My husband of nine months and I were having a discussion recently regarding a newspaper article we had read about a man who drowned trying to save his wife in the ocean. Unable to swim, he dove in, trying to save the life of his love, and they both drowned.
I foolishly asked my husband if he would try to save me if I was drowning, and got a very unexpected response. He told me that if it appeared that both of us would drown, he would not jump in to save me.
We have one child together, and he is the stepfather to my three children. When I asked him if he'd jump in to try to save his infant son, he immediately replied, "Yes." When I asked him to explain why he wouldn't die trying to save the love of his life, he stated that in all lifesaving classes, people are taught to evaluate the situation (i.e., make sure the rescuer wouldn't also die) before trying to save another life.
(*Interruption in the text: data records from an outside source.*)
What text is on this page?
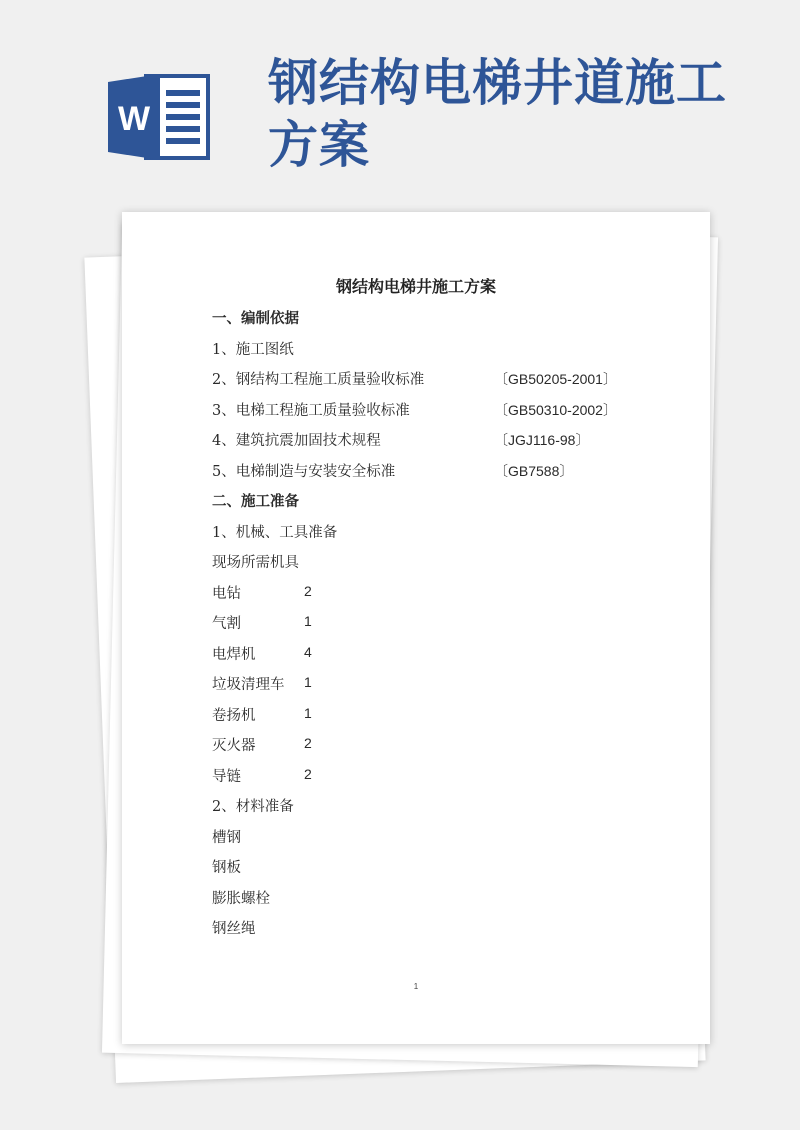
W
钢结构电梯井道施工方案
钢结构电梯井施工方案
一、编制依据
1、施工图纸
2、钢结构工程施工质量验收标准	〔GB50205-2001〕
3、电梯工程施工质量验收标准	〔GB50310-2002〕
4、建筑抗震加固技术规程	〔JGJ116-98〕
5、电梯制造与安装安全标准	〔GB7588〕
二、施工准备
1、机械、工具准备
现场所需机具
电钻	2
气割	1
电焊机	4
垃圾清理车 1
卷扬机	1
灭火器	2
导链	2
2、材料准备
槽钢
钢板
膨胀螺栓
钢丝绳
1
I'm sorry, but I would die trying to save my four children or him, for that matter, even if I had less than a 1 percent chance of living through the ordeal. I wouldn't be able to live with myself if I didn't at least try to save a loved one.
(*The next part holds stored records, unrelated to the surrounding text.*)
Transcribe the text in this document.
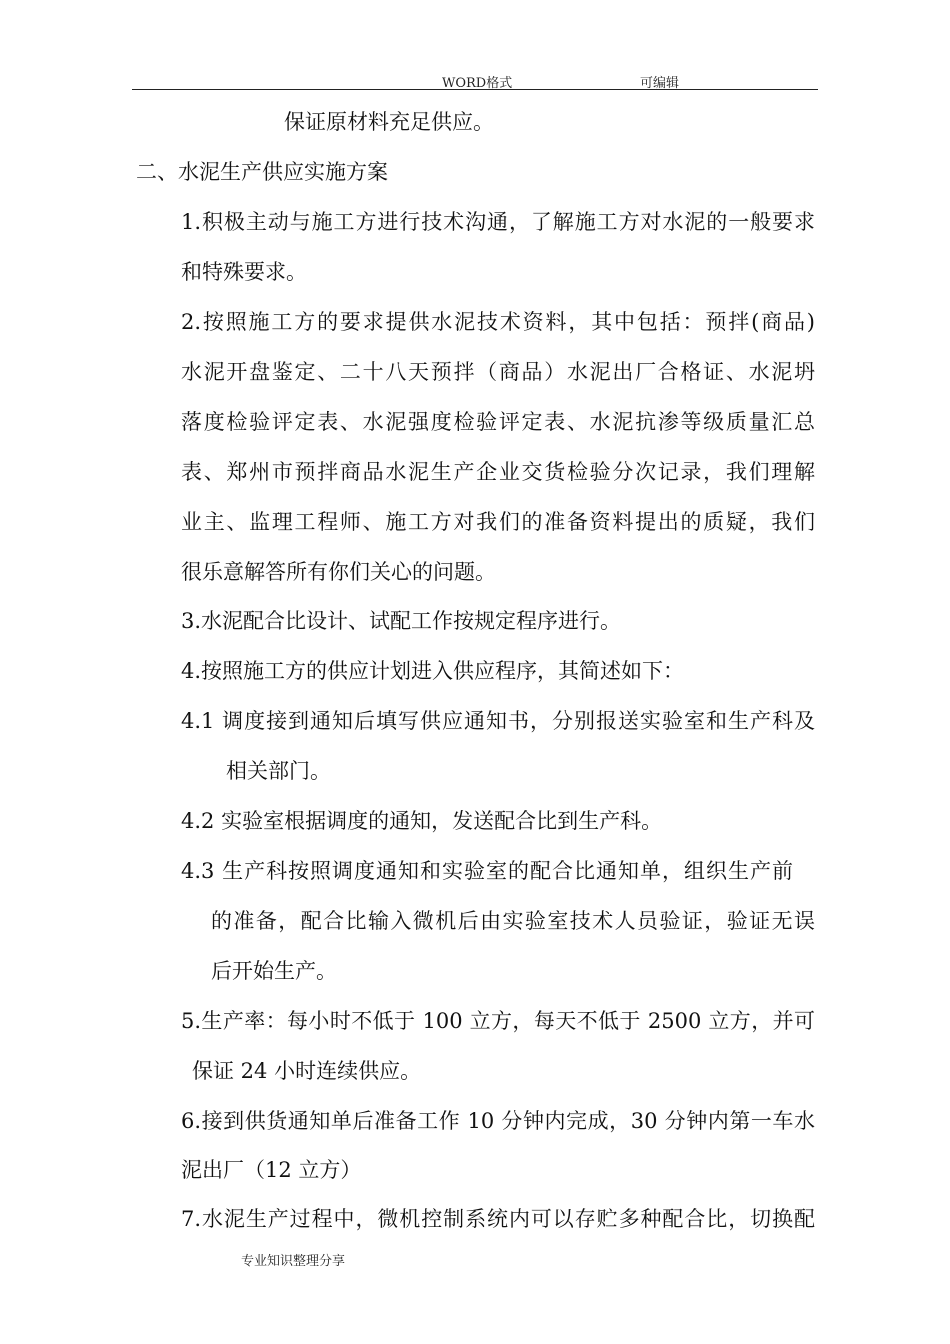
WORD格式	可编辑
保证原材料充足供应。
二、水泥生产供应实施方案
1.积极主动与施工方进行技术沟通，了解施工方对水泥的一般要求
和特殊要求。
2.按照施工方的要求提供水泥技术资料，其中包括：预拌(商品)
水泥开盘鉴定、二十八天预拌（商品）水泥出厂合格证、水泥坍
落度检验评定表、水泥强度检验评定表、水泥抗渗等级质量汇总
表、郑州市预拌商品水泥生产企业交货检验分次记录，我们理解
业主、监理工程师、施工方对我们的准备资料提出的质疑，我们
很乐意解答所有你们关心的问题。
3.水泥配合比设计、试配工作按规定程序进行。
4.按照施工方的供应计划进入供应程序，其简述如下：
4.1 调度接到通知后填写供应通知书，分别报送实验室和生产科及
相关部门。
4.2 实验室根据调度的通知，发送配合比到生产科。
4.3 生产科按照调度通知和实验室的配合比通知单，组织生产前
的准备，配合比输入微机后由实验室技术人员验证，验证无误
后开始生产。
5.生产率：每小时不低于 100 立方，每天不低于 2500 立方，并可
保证 24 小时连续供应。
6.接到供货通知单后准备工作 10 分钟内完成，30 分钟内第一车水
泥出厂（12 立方）
7.水泥生产过程中，微机控制系统内可以存贮多种配合比，切换配
专业知识整理分享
Please tell me I'm not crazy. Maybe I'm just a hopeless romantic, but something seems very wrong here. -- HURTING HEART
DEAR HURTING HEART: You are neither crazy nor hopeless. However, you should be aware that it is impossible for a person to project accurately what he or she "would" do in a life-threatening emergency. In other words, if your husband were to see you going down for the third time, there's no telling for certain that he wouldn't throw caution to the wind. And as you're the mother of four children, there's also no guarantee that you'd jeopardize your own safety to pull him from a burning building.
My advice to you, for the sake of your marriage, is to stop playing "What if?"
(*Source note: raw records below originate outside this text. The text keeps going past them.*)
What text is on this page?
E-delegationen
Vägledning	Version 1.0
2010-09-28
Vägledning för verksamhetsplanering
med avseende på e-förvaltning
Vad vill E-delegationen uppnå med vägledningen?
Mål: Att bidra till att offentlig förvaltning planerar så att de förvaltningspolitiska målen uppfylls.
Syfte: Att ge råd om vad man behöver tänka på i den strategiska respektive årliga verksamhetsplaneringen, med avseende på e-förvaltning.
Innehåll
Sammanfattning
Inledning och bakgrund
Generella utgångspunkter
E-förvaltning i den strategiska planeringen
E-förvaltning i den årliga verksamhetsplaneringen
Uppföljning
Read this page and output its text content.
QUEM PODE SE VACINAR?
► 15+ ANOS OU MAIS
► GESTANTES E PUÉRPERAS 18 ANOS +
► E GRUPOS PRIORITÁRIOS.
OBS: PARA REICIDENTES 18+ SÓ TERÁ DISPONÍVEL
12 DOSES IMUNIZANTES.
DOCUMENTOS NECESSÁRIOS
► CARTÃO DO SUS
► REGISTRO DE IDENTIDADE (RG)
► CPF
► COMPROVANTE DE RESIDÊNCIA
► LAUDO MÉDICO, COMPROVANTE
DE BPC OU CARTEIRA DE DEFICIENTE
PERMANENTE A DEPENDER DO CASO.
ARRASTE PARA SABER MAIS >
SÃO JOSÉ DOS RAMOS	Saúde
DEAR ABBY: My question concerns two stray cats, one male, one female, who appeared at my back door within the last year or so. Both are somewhat timid, but look as though they are in good health, aside from being very hungry. They don't bother my other cats, and it's no problem for me to feed and shelter them.
Here's the problem: Neither of these animals has been "fixed." I have made numerous attempts to find the owners, with newspaper ads and walking the neighborhood, but no one has come forward. I would like to take them both to the vet, but since I'm not sure there is an owner, I don't know if this is the "proper" thing to do.
I hate to think of the number of unwanted kittens that could be created because of this type of neglect, but do I have the right to do this to an animal that isn't really mine? -- KITTY LOVER
DEAR KITTY LOVER: If you are feeding and sheltering the cats, and no one in the neighborhood knows to whom they belong and no one has answered your newspaper ads -- then the cats were probably dumped or left behind by their owners. By all means have them neutered. You'll be doing your little furry friends an enormous favor -- not to mention acting like a responsible and generous adoptive parent. Bless you!